Time Period3 Months [change]
DirectionMoves Together 
StrengthVery Weak
Accuracy95.24%
ValuesDaily Returns

Bank of the  vs.  BOC Hong Kong

 Performance 
       Timeline  
Bank of the Philippine Is 

Risk-Adjusted Performance

0 of 100

 
Weak
 
Strong
Very Weak
Over the last 90 days Bank of the has generated negative risk-adjusted returns adding no value to investors with long positions. In spite of weak performance in the last few months, the Stock's essential indicators remain fairly strong which may send shares a bit higher in March 2025. The current disturbance may also be a sign of long term up-swing for the company investors.
BOC Hong Kong 

Risk-Adjusted Performance

0 of 100

 
Weak
 
Strong
Very Weak
Over the last 90 days BOC Hong Kong has generated negative risk-adjusted returns adding no value to investors with long positions. In spite of fairly strong essential indicators, BOC Hong is not utilizing all of its potentials. The current stock price disturbance, may contribute to short-term losses for the investors.

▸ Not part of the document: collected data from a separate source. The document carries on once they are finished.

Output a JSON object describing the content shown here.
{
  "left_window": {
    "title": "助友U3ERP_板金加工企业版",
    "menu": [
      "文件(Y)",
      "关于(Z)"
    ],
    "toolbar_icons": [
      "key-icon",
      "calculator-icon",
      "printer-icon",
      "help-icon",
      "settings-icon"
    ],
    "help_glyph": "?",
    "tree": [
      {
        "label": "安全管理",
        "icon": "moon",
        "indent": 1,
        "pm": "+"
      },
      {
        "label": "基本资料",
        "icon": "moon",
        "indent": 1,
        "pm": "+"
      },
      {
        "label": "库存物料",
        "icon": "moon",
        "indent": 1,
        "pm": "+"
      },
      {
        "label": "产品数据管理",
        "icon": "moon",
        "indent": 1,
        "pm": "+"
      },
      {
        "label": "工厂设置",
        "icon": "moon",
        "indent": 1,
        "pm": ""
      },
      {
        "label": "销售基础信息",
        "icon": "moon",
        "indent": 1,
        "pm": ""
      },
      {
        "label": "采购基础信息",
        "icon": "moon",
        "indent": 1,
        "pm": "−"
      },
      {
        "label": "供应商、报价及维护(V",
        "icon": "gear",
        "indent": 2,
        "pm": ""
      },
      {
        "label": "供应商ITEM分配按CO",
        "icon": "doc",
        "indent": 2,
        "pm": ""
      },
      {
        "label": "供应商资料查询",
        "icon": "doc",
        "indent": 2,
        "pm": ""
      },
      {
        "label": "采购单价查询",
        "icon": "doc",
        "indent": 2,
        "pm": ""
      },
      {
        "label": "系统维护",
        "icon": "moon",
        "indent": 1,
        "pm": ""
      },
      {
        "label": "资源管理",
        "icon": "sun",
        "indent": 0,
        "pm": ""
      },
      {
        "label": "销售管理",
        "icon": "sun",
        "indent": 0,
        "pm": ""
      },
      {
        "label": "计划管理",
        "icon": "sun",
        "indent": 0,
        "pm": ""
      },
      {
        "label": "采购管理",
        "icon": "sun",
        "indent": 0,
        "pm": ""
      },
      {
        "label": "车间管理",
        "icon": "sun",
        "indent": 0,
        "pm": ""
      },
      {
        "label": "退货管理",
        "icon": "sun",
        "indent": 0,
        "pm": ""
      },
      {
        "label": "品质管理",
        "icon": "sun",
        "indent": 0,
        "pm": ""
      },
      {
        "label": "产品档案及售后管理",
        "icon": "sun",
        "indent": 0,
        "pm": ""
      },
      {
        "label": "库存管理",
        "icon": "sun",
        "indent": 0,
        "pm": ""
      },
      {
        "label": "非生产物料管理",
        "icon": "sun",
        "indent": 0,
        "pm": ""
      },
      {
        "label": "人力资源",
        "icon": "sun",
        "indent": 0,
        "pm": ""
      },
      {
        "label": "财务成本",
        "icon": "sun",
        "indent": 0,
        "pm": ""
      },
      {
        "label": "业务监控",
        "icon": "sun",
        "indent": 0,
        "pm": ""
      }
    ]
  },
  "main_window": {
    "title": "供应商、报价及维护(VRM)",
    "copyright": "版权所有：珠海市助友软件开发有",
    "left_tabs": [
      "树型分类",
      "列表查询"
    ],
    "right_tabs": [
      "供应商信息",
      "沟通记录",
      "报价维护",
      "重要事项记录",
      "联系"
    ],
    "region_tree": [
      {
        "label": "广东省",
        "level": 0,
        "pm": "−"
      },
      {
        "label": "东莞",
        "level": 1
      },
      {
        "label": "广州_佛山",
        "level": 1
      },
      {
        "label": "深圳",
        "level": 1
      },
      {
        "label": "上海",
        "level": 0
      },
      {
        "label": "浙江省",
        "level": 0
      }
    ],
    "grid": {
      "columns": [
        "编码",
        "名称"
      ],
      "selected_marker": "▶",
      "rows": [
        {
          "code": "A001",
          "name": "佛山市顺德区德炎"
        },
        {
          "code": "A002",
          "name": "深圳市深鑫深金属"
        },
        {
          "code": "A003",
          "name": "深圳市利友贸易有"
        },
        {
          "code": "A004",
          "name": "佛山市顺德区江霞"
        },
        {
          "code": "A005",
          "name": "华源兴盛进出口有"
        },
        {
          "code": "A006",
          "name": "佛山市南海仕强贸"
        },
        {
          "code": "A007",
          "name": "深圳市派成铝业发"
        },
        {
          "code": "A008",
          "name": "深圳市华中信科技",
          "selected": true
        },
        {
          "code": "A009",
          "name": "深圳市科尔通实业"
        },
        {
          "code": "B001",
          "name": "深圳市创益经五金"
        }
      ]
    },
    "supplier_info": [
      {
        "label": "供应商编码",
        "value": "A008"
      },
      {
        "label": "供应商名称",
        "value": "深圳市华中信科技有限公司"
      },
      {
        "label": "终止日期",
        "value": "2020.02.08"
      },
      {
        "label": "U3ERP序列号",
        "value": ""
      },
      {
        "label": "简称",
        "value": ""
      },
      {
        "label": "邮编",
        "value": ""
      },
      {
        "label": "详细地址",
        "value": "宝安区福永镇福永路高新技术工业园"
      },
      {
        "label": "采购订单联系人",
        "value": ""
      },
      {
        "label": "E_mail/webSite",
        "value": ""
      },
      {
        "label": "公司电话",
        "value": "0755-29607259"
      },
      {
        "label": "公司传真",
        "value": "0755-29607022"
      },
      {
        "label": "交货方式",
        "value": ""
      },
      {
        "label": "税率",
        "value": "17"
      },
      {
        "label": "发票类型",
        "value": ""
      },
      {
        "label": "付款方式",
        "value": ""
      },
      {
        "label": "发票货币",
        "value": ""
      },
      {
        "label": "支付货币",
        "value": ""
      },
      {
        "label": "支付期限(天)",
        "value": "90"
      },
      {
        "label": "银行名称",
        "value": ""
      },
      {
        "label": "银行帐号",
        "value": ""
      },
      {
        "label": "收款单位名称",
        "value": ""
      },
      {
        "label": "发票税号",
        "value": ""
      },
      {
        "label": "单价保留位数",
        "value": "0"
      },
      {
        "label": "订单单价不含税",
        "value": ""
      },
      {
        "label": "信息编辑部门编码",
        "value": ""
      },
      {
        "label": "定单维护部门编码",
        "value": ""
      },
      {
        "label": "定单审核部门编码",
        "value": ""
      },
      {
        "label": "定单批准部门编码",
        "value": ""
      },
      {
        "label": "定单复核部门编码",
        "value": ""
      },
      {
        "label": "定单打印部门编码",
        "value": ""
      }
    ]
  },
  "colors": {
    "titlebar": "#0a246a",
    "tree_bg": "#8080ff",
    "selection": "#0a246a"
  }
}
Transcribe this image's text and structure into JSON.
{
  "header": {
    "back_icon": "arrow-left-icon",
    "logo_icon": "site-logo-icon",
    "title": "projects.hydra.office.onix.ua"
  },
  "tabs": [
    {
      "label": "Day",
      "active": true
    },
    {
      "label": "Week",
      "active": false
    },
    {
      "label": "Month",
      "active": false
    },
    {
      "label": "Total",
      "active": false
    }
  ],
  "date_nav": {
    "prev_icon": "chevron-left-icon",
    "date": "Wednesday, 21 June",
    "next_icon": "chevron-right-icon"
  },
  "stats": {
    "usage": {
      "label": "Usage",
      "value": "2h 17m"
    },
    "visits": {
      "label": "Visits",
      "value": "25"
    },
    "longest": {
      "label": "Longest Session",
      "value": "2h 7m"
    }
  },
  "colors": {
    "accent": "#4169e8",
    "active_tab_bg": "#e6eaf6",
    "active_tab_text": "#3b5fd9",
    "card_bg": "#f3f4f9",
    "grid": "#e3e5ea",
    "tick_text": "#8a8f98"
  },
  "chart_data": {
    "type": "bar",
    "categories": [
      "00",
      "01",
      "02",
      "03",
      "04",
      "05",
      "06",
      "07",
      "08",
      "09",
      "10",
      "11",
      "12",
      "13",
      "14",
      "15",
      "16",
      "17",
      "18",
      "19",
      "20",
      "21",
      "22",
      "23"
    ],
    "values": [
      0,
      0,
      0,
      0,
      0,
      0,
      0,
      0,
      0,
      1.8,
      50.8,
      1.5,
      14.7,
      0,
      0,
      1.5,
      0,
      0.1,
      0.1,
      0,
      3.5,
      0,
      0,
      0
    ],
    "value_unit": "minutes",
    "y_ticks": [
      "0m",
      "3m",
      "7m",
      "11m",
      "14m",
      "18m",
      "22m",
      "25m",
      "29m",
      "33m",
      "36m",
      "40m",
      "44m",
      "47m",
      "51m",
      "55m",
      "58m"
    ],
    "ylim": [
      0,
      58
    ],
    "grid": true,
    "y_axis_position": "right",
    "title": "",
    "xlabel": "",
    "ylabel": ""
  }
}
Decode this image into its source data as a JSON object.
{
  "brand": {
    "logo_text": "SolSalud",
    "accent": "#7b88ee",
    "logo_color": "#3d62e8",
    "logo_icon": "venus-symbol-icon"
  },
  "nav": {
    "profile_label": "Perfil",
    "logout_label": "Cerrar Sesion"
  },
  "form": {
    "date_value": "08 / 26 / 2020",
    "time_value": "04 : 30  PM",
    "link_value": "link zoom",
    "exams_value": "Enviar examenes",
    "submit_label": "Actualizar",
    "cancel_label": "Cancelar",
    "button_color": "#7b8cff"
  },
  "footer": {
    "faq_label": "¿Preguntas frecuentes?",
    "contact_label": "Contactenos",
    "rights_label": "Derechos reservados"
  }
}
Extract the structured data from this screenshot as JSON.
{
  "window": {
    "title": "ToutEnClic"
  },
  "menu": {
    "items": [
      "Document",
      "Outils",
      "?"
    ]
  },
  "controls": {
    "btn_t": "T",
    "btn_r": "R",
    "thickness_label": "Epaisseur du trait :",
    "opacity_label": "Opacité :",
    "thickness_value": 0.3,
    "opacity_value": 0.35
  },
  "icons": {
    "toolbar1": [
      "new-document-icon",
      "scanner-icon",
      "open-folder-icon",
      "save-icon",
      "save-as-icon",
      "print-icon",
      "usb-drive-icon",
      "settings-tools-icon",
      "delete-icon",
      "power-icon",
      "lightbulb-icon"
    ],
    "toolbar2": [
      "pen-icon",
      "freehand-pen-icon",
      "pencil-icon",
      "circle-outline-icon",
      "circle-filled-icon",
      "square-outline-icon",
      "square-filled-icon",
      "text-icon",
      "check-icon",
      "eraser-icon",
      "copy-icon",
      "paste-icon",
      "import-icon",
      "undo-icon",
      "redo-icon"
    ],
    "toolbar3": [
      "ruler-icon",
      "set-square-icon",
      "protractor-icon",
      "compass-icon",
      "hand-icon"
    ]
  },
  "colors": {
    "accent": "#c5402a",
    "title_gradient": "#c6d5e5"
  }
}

Bank of the Philippine Is and BOC Hong Volatility Contrast

   Predicted Return Density   
       Returns  

Pair Trading with Bank of the Philippine Is and BOC Hong

The main advantage of trading using opposite Bank of the Philippine Is and BOC Hong positions is that it hedges away some unsystematic risk. Because of two separate transactions, even if Bank of the Philippine Is position performs unexpectedly, BOC Hong can make up some of the losses. Pair trading also minimizes risk from directional movements in the market. For example, if an entire industry or sector drops because of unexpected headlines, the short position in BOC Hong will offset losses from the drop in BOC Hong's long position.
The idea behind Bank of the and BOC Hong Kong pairs trading is to make the combined position market-neutral, meaning the overall market's direction will not affect its win or loss (or potential downside or upside). This can be achieved by designing a pairs trade with two highly correlated stocks or equities that operate in a similar space or sector, making it possible to obtain profits through simple and relatively low-risk investment.
Check out your portfolio center.
Note that this page's information should be used as a complementary analysis to find the right mix of equity instruments to add to your existing portfolios or create a brand new portfolio. You can also try the USA ETFs module to find actively traded Exchange Traded Funds (ETF) in USA.